Aurora hatte sie angesehen und geschwiegen.
Sie schwiegen oft.
Gemeinsam.
In letzter Zeit.
Und Emily war ihrer Freundin dankbar für diese stillen Momente.
Es gab nicht viele Menschen, in deren Gegenwart sie sich wohl fühlte. Immer öfter bevorzugte sie das Alleinsein. Die meisten Menschen, und dazu zählte sie auch ihre Mitschüler, waren ihr zu sehr bestrebt, sich selbstdarstellerisch auf der Bühne, die das Leben zweifelsohne für sie war, zu präsentieren. Die Probleme anderer wurden ausschließlich dazu genutzt, selbstmitleidig eigene Unpässlichkeiten darzubieten und so nach wohlwollendem Zuspruch und Verständnis zu heischen und dem eigenen Schicksal eine Bedeutung zuzumessen, die man nurmehr als lächerlich bezeichnen konnte.

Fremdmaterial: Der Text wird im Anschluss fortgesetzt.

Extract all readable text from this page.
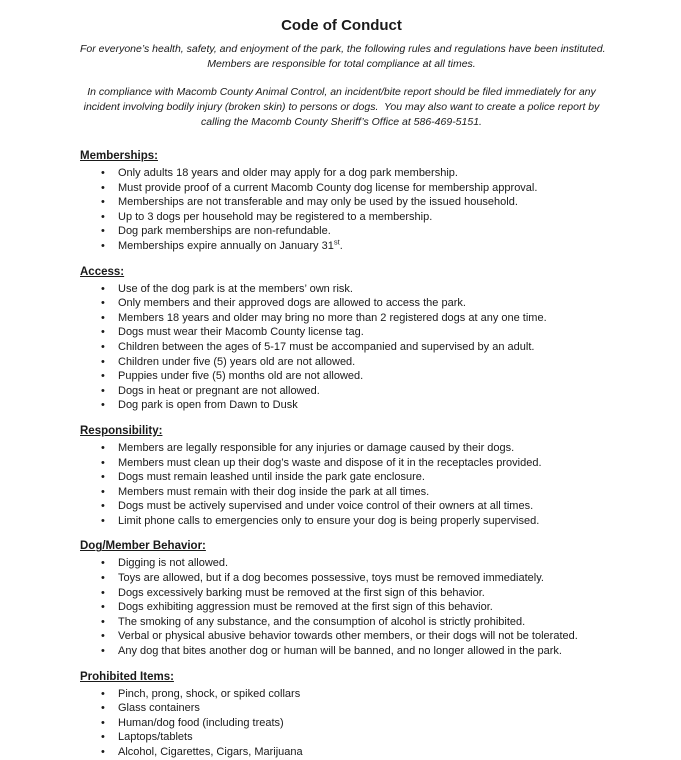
Code of Conduct

For everyone’s health, safety, and enjoyment of the park, the following rules and regulations have been instituted.
Members are responsible for total compliance at all times.

In compliance with Macomb County Animal Control, an incident/bite report should be filed immediately for any
incident involving bodily injury (broken skin) to persons or dogs.  You may also want to create a police report by
calling the Macomb County Sheriff’s Office at 586-469-5151.

Memberships:
• Only adults 18 years and older may apply for a dog park membership.
• Must provide proof of a current Macomb County dog license for membership approval.
• Memberships are not transferable and may only be used by the issued household.
• Up to 3 dogs per household may be registered to a membership.
• Dog park memberships are non-refundable.
• Memberships expire annually on January 31st.
Access:
• Use of the dog park is at the members’ own risk.
• Only members and their approved dogs are allowed to access the park.
• Members 18 years and older may bring no more than 2 registered dogs at any one time.
• Dogs must wear their Macomb County license tag.
• Children between the ages of 5-17 must be accompanied and supervised by an adult.
• Children under five (5) years old are not allowed.
• Puppies under five (5) months old are not allowed.
• Dogs in heat or pregnant are not allowed.
• Dog park is open from Dawn to Dusk
Responsibility:
• Members are legally responsible for any injuries or damage caused by their dogs.
• Members must clean up their dog’s waste and dispose of it in the receptacles provided.
• Dogs must remain leashed until inside the park gate enclosure.
• Members must remain with their dog inside the park at all times.
• Dogs must be actively supervised and under voice control of their owners at all times.
• Limit phone calls to emergencies only to ensure your dog is being properly supervised.
Dog/Member Behavior:
• Digging is not allowed.
• Toys are allowed, but if a dog becomes possessive, toys must be removed immediately.
• Dogs excessively barking must be removed at the first sign of this behavior.
• Dogs exhibiting aggression must be removed at the first sign of this behavior.
• The smoking of any substance, and the consumption of alcohol is strictly prohibited.
• Verbal or physical abusive behavior towards other members, or their dogs will not be tolerated.
• Any dog that bites another dog or human will be banned, and no longer allowed in the park.
Prohibited Items:
• Pinch, prong, shock, or spiked collars
• Glass containers
• Human/dog food (including treats)
• Laptops/tablets
• Alcohol, Cigarettes, Cigars, Marijuana
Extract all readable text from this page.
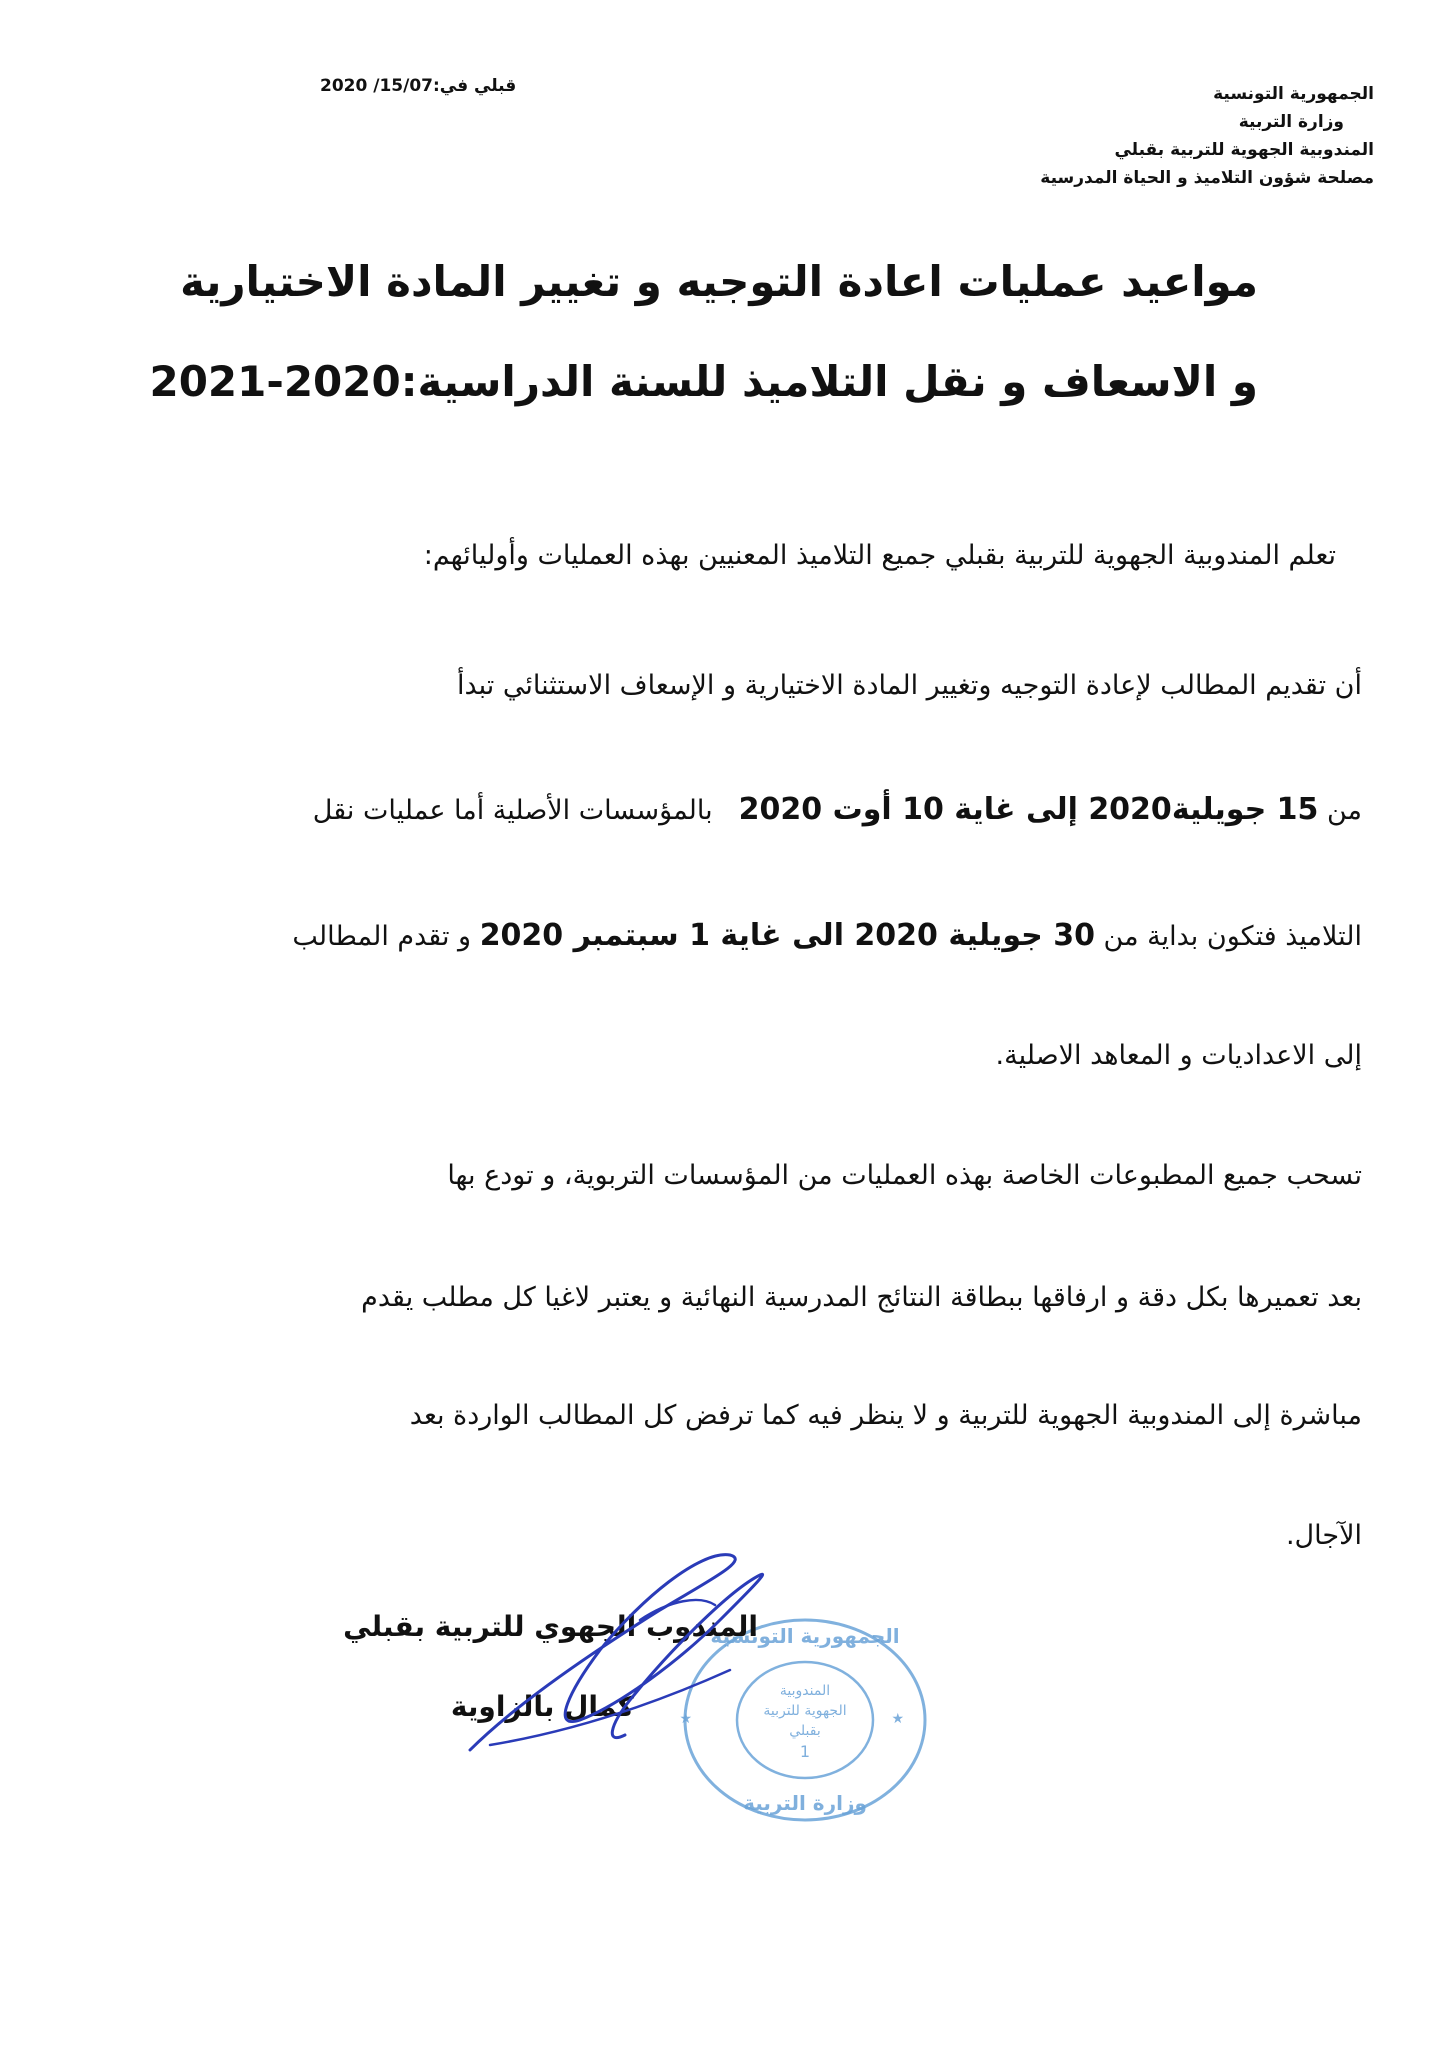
الجمهورية التونسية
وزارة التربية
المندوبية الجهوية للتربية بقبلي
مصلحة شؤون التلاميذ و الحياة المدرسية
قبلي في:15/07/ 2020
مواعيد عمليات اعادة التوجيه و تغيير المادة الاختيارية
و الاسعاف و نقل التلاميذ للسنة الدراسية:2020-2021
تعلم المندوبية الجهوية للتربية بقبلي جميع التلاميذ المعنيين بهذه العمليات وأوليائهم:
أن تقديم المطالب لإعادة التوجيه وتغيير المادة الاختيارية و الإسعاف الاستثنائي تبدأ
من 15 جويلية2020 إلى غاية 10 أوت 2020بالمؤسسات الأصلية أما عمليات نقل
التلاميذ فتكون بداية من 30 جويلية 2020 الى غاية 1 سبتمبر 2020 و تقدم المطالب
إلى الاعداديات و المعاهد الاصلية.
تسحب جميع المطبوعات الخاصة بهذه العمليات من المؤسسات التربوية، و تودع بها
بعد تعميرها بكل دقة و ارفاقها ببطاقة النتائج المدرسية النهائية و يعتبر لاغيا كل مطلب يقدم
مباشرة إلى المندوبية الجهوية للتربية و لا ينظر فيه كما ترفض كل المطالب الواردة بعد
الآجال.
الجمهورية التونسية
وزارة التربية
المندوبية
الجهوية للتربية
بقبلي
1
★	★
المندوب الجهوي للتربية بقبلي
كمال بالزاوية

Ihre Freundin war da anders.
Immer schon gewesen.
Aurora Fitzrovia beherrschte die Kunst des Schweigens.
Sie war eine gute Zuhörerin.
Was konnte sich Emily mehr wünschen?
»Es gibt viele Möglichkeiten«, hatte ich meiner Schutzbefohlenen einmal eingeschärft, »miteinander zu reden. Und Worte sind schmale Pfade, die uns nicht immer an den Ort führen, den wir aufzusuchen gedenken. Oftmals sind sie trügerisch.